Most nights, I fall asleep on the floor of the kids’ room once I’ve put them to bed. But I know I have to get up to pack their lunches for the next day if I want them to have something to eat besides leftover Taco Bell or a ketchup sandwich in their lunch bags.
My husband told me he doesn’t think of me as his wife but rather, as his partner. I just wonder when it is that I’ll reap any benefits from having a “partner” in this life, beyond getting the occasional oil change done in the convenience of my own garage and my kids having the approximation of a father in their lives. I’ve come to think of him as less of a “partner” and more of an incestuous teenage roommate who sometimes pays his rent on-time.

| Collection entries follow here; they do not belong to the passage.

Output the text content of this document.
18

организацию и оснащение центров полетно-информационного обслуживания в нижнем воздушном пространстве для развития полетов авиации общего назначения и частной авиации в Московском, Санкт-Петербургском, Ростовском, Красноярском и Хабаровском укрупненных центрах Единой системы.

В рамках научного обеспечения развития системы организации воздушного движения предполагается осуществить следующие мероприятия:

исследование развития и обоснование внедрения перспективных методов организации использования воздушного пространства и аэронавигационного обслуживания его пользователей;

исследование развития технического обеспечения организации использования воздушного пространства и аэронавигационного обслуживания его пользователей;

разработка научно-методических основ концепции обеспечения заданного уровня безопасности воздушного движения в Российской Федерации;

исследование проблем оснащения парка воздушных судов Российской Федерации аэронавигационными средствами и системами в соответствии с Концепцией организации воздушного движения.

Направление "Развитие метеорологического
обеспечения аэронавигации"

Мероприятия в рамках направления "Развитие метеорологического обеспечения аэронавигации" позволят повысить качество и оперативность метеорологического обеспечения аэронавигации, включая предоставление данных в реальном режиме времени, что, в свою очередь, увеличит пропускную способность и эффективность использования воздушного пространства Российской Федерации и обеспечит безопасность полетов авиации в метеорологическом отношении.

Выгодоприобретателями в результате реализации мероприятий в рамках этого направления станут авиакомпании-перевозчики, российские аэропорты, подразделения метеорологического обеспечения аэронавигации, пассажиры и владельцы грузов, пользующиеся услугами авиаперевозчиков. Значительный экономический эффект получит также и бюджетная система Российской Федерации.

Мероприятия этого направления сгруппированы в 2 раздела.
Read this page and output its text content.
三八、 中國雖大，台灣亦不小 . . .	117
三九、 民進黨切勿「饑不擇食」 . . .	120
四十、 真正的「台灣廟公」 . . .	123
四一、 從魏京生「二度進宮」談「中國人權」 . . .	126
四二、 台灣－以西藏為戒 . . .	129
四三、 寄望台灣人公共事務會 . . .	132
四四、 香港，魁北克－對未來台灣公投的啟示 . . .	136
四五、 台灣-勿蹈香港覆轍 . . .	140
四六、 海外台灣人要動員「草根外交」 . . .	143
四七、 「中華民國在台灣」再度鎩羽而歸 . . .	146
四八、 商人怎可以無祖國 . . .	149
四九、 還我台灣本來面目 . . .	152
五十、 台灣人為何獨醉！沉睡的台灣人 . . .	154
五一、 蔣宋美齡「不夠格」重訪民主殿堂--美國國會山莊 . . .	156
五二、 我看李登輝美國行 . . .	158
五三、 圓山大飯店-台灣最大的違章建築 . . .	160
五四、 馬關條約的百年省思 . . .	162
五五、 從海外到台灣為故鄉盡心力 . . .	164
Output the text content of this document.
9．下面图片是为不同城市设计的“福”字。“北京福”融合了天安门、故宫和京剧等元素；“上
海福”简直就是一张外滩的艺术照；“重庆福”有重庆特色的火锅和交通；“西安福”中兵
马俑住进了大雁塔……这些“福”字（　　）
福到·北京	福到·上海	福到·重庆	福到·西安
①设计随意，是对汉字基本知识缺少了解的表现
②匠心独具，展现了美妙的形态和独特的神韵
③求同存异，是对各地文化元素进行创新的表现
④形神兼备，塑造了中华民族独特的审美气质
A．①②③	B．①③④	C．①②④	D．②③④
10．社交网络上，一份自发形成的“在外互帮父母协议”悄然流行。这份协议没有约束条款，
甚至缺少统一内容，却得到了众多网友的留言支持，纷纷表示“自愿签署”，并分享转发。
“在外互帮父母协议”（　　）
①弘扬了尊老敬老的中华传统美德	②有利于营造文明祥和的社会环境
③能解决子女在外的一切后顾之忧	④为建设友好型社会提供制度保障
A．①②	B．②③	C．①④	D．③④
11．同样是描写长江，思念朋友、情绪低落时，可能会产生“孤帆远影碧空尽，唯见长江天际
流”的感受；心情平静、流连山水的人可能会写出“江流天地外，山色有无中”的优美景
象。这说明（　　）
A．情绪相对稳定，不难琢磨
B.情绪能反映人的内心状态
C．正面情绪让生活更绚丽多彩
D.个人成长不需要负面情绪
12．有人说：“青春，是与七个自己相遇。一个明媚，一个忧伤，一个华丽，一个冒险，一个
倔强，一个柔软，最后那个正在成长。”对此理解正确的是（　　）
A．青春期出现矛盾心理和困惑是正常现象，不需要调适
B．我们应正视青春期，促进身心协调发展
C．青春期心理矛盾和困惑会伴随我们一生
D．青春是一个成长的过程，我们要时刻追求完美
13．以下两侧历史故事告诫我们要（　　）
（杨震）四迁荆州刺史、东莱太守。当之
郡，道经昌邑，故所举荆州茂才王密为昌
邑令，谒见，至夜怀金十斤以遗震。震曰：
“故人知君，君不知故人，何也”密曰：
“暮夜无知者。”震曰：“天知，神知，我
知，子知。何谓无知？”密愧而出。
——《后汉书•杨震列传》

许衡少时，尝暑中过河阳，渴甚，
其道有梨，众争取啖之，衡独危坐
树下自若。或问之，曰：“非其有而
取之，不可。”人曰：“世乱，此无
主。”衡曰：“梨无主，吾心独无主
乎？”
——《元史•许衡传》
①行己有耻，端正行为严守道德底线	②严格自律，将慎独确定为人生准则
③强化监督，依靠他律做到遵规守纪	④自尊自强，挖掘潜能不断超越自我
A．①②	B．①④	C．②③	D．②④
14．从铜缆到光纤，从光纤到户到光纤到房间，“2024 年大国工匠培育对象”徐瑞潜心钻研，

Then there are the single gals like Laura, who at 34 has priced herself out of the dating market. She’s extremely successful but very unhappy because she can’t find a good man to date, let alone to marry. By focusing exclusively on her career, Laura’s choices have dwindled considerably. The men she’d like to date are either already married or are interested in younger women. She gets the leftovers.
Or Kelsey, who at 30 is rethinking every decision she’s made. She has been living with a man for three years who has no plans to marry her, despite insisting that day will come.
If I could go back in time, I would have accepted the fact earlier on that I should also plan accordingly for the other things that make a well-rounded life—including marriage, family, career and a partner who’s on the same page.
These are real women—I’m not making them up. And there are thousands more just like them. Their lives are a hot mess for one reason.
They were feminists’ guinea pigs.
Feminists claim to speak on behalf of women, but it’s all a ruse. Feminists couldn’t care less about women. Their movement is a political one, pure and simple. It seeks power at your expense.
The only way out of this madness is for women to create a new life script, one that takes into account what they want rather than what society wants them to want. They need to map out their lives, or modify the lives they now have, in a way that’s countercultural to its core.
Stop doing what you’re told and start doing what you want. Turn off the TV. Ignore the news media. Stop reading women’s magazines. Ignore what your friends are doing.
Your happiness literally depends on it.